- More current information may be available (or not) at Analytics/Pageviews.
Webstatscollector was a set of services that computed unsampled hourly per page pageviews from udp2log. It powered pagecounts-raw until 2015-01-01. Webstatscollector itself got turned off on 2015-01-29.
Webstatscollector is made up of two separate processes:
- filter, and
filter is run by udp2log (currently on oxygen). All udp2log logs are piped through filter. filter has hardcoded url matches that it will not count as pageviews.
The output of filter is then piped into log2udp which sends logs over to the collector process on gadolinium.
As of 2014-08-27 collector is continuously writing data to the disks at about 15MB/s. Since that puts stress on disks, collector is run in a tmpfs directory, so it is writing to tmpfs and does not stress disks.
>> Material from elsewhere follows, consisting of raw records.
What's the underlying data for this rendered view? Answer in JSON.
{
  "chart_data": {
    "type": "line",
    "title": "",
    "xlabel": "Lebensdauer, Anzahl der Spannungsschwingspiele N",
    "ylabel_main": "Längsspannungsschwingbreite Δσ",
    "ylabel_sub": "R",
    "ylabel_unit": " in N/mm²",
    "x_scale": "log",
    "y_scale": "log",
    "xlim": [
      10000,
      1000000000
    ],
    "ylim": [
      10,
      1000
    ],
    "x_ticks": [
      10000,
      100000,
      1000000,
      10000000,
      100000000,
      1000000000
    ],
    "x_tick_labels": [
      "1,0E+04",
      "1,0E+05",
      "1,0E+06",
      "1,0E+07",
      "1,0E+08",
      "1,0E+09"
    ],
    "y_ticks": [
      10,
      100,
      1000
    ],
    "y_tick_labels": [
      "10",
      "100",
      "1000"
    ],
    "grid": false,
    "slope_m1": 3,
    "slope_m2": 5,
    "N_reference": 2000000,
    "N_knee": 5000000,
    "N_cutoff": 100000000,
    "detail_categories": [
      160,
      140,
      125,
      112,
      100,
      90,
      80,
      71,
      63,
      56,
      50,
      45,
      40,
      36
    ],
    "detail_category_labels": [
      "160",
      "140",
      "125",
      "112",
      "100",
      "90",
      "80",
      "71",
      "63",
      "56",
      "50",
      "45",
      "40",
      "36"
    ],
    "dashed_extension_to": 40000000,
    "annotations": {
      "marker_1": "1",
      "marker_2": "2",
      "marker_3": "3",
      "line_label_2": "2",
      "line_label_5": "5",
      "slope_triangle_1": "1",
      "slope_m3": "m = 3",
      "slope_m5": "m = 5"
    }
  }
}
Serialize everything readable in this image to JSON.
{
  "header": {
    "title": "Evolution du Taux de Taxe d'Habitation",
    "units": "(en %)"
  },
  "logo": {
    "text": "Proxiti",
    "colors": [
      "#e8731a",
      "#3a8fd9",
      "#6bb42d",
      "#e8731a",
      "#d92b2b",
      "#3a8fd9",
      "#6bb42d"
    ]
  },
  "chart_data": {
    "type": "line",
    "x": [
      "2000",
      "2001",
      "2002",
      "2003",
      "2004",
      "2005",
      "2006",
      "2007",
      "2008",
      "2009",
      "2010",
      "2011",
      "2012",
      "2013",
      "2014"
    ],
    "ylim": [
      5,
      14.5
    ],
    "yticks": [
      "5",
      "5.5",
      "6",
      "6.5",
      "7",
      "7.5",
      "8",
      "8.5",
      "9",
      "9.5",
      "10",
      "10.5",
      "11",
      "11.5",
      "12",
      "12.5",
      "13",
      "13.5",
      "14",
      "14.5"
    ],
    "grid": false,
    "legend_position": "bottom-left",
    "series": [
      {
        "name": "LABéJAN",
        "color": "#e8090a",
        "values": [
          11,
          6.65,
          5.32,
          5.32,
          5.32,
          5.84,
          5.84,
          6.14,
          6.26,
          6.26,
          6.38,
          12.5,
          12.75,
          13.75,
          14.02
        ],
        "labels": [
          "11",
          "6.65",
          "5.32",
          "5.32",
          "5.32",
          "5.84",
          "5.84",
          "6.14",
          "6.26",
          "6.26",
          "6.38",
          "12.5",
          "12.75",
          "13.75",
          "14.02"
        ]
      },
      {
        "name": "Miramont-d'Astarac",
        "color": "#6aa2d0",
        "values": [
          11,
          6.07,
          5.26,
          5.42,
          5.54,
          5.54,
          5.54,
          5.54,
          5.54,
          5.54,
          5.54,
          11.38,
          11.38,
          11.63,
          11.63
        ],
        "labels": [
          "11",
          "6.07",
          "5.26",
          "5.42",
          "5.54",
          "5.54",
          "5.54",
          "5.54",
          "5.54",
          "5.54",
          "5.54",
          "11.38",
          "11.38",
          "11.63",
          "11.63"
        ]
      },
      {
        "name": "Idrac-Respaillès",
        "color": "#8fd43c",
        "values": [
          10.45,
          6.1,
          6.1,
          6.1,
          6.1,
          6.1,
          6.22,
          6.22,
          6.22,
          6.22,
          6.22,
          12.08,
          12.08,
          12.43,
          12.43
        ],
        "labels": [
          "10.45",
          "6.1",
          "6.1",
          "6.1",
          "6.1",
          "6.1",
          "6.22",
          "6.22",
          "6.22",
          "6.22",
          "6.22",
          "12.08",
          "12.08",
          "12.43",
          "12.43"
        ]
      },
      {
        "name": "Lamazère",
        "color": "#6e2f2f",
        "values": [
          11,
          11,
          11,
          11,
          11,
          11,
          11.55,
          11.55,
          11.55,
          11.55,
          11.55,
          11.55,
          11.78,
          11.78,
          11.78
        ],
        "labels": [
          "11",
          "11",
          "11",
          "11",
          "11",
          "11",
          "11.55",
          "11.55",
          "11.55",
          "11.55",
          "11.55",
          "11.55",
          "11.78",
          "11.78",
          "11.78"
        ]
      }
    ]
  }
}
That tmpfs directory's “dumps” subdirectory (that's where the aggregated, hourly files get written to) symlinks to a real disk, so the aggregated, hourly files survive a reboot.
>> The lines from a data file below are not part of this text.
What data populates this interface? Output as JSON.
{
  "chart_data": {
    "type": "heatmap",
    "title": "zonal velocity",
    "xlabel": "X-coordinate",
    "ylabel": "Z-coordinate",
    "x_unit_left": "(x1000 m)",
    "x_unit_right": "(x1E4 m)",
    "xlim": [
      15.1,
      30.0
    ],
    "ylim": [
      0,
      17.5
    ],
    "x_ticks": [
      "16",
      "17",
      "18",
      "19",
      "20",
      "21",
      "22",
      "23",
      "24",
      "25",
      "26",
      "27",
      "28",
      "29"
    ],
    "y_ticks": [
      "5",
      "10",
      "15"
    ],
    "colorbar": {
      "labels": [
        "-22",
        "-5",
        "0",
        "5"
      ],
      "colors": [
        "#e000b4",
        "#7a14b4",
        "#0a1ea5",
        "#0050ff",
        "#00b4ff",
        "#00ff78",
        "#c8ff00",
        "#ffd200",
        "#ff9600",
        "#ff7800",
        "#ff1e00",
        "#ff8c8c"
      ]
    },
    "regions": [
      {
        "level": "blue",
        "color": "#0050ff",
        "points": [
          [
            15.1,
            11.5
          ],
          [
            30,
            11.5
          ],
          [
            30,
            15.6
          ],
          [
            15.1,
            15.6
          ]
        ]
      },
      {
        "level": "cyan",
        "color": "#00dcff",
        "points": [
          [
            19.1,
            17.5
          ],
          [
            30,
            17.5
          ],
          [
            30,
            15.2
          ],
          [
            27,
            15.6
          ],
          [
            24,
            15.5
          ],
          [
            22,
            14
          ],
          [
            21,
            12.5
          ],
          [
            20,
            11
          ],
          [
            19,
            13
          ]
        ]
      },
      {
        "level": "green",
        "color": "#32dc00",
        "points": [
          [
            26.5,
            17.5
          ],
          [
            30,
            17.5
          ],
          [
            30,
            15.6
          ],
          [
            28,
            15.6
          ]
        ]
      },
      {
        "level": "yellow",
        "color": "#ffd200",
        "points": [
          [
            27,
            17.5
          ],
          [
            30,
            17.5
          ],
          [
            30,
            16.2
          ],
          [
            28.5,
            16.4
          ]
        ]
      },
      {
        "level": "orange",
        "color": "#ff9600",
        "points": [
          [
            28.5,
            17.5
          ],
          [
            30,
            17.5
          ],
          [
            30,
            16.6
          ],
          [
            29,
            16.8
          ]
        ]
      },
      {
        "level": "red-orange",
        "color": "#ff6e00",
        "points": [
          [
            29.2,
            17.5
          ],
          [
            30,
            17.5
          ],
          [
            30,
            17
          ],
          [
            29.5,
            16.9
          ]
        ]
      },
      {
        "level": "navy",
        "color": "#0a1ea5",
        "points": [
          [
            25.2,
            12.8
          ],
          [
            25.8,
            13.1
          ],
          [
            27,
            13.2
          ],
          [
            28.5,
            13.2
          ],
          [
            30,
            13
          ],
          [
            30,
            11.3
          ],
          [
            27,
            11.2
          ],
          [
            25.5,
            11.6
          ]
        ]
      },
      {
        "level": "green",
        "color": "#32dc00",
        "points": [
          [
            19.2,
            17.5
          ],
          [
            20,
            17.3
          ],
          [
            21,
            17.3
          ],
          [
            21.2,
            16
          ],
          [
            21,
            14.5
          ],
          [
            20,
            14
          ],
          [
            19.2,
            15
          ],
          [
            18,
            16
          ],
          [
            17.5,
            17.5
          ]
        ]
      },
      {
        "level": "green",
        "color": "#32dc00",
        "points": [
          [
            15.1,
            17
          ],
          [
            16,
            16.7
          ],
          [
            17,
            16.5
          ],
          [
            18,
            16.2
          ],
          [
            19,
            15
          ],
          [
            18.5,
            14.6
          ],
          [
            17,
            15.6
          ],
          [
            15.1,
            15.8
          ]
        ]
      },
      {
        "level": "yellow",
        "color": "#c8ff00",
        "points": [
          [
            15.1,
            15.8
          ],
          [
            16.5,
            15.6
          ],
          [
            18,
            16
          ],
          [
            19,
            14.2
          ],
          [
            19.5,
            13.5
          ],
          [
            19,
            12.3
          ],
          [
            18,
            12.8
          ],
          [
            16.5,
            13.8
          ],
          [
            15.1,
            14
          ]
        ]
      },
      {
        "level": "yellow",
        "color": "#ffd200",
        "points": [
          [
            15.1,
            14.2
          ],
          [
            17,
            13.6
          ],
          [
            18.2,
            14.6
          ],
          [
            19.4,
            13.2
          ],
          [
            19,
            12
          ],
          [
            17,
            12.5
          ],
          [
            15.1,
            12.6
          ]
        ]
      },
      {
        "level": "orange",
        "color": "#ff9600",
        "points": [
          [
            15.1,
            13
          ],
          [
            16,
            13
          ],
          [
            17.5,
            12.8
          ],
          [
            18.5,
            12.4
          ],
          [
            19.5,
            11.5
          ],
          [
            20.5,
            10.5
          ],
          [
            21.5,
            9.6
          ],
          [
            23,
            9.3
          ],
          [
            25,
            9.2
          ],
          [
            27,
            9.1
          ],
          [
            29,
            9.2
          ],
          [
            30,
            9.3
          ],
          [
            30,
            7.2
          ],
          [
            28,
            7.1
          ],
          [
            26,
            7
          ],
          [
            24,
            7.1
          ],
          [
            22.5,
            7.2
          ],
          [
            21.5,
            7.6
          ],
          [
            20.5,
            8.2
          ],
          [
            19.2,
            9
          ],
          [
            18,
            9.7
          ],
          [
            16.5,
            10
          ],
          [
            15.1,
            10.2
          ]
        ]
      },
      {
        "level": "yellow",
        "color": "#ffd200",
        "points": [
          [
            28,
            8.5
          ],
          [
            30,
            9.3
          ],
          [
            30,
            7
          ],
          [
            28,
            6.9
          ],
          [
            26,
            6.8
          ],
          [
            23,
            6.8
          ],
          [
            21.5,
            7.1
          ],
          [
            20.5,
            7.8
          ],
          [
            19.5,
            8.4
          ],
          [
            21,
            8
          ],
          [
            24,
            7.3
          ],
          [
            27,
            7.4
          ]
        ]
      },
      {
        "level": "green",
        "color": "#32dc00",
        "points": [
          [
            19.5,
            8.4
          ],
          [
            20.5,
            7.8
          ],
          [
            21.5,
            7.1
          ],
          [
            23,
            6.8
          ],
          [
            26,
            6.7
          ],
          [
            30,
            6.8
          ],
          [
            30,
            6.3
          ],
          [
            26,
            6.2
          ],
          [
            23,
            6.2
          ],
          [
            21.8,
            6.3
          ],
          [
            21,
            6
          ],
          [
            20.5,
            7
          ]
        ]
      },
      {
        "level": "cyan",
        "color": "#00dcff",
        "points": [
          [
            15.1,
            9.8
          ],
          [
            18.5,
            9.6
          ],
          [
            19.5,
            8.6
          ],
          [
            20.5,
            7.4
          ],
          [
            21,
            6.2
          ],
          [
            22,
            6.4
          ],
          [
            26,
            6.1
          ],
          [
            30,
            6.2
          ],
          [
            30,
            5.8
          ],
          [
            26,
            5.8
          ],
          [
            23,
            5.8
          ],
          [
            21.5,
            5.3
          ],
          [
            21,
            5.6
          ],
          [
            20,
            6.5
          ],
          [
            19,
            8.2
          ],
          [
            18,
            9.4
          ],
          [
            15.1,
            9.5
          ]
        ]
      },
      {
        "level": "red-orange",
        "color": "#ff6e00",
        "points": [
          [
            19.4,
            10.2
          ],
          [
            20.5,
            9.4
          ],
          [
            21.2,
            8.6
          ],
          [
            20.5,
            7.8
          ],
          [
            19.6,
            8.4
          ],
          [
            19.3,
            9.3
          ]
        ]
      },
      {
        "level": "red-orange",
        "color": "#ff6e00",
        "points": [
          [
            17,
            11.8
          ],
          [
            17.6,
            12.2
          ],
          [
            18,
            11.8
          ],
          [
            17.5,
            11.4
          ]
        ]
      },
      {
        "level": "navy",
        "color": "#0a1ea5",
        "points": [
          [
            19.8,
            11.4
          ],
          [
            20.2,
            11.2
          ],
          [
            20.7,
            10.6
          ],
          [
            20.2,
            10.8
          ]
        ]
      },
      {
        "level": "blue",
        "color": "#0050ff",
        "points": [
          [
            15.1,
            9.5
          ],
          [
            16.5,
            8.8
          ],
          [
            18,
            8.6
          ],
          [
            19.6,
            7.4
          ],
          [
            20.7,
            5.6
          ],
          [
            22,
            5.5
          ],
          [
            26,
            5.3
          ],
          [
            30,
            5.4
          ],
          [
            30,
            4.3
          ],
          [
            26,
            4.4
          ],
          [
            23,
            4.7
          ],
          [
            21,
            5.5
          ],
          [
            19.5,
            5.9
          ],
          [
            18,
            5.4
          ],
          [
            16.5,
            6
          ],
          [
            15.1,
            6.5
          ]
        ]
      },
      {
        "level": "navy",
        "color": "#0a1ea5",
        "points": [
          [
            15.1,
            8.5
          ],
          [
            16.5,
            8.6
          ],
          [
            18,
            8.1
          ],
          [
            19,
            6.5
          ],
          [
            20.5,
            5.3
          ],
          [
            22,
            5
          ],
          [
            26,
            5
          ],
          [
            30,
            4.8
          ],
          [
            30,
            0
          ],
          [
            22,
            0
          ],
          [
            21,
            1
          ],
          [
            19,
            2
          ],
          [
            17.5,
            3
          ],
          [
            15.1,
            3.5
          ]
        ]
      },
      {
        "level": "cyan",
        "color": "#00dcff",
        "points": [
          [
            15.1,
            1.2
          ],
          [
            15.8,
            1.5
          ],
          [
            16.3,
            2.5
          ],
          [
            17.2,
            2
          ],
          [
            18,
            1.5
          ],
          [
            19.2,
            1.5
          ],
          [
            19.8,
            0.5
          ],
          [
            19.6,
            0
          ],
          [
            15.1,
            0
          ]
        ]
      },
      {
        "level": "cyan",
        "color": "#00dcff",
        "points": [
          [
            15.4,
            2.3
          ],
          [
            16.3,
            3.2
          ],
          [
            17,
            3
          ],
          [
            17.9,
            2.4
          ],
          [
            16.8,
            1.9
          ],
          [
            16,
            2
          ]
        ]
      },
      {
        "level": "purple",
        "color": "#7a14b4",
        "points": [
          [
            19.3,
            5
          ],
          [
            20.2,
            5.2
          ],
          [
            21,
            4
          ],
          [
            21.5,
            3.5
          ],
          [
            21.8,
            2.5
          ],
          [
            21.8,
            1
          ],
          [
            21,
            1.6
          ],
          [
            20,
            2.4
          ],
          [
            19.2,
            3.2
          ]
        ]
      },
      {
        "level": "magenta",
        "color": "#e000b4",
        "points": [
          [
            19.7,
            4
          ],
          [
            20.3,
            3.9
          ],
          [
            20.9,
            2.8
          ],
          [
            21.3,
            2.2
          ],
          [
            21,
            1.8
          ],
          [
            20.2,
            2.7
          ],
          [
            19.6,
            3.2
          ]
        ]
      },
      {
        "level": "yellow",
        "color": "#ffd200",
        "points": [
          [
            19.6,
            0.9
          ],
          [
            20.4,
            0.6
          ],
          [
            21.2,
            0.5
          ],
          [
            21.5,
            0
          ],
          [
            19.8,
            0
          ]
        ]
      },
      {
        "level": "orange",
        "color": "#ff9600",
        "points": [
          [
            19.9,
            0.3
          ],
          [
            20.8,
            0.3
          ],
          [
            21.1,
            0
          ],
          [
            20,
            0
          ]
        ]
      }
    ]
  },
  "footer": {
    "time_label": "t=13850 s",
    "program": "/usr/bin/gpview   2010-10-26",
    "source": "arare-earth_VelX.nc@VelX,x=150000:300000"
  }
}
As of 2014-09-02 the collector's per-page Berkeley database grows up to an on-disk size of ~1GB for the busy hours. The per-project database is orders of magnitude smaller.
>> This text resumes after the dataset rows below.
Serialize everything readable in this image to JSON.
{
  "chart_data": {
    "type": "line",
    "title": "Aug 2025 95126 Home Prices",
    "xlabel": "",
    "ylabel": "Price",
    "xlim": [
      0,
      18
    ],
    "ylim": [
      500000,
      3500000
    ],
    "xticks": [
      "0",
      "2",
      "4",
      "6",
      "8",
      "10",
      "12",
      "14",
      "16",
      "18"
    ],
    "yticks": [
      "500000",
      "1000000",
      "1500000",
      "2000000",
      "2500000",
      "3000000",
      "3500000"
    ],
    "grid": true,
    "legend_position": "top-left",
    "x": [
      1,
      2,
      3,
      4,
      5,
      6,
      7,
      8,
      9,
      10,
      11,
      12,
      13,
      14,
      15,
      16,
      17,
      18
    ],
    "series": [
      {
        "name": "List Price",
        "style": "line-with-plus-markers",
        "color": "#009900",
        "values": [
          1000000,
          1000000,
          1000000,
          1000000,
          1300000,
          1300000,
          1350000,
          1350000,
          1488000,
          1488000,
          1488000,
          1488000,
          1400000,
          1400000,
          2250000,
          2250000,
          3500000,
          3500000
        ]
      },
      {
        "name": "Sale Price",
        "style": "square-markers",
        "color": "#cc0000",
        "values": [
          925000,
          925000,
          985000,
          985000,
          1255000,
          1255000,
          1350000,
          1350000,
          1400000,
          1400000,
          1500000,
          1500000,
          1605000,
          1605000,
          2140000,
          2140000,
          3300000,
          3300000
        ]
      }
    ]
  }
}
- filter is built from webstatscollector's filter.c
- collector is built from webstatscollector's collector.c
- log2udp is built from udplog's srcmisc/log2udp.ccp
Updating and Deploying a New Version
webstatscollector is puppetized and installed using a (hacky) .deb package.
Build a new package by running:
$version=0.2 rm -f ../webstatscollector_$version.orig.tar.gz && tar -cvzf ../webstatscollector_$version.orig.tar.gz . && debuild -us -uc
Put this .deb into our apt repository following the instructions here: https://wikitech.wikimedia.org/wiki/Reprepro#Importing_packages.
Then, upgrade the package and restart the binaries:
apt-get update apt-get install webstatscollector # restart udp2log with the new filter binary service udp2log restart
apt-get update apt-get install webstatscollector # restart the collector process service webstats-collector restart
Used Page View definition
The flow diagram describes at https://phabricator.wikimedia.org/diffusion/ANME/browse/master/pageviews/webstatscollector/pageview_definition.png illustrates the used pageview definition.
As webstatscollector throws away requests coming from WMF internal IP addresses, it needs to be fed the requests arriving at the SSL endpoints to count SSL traffic.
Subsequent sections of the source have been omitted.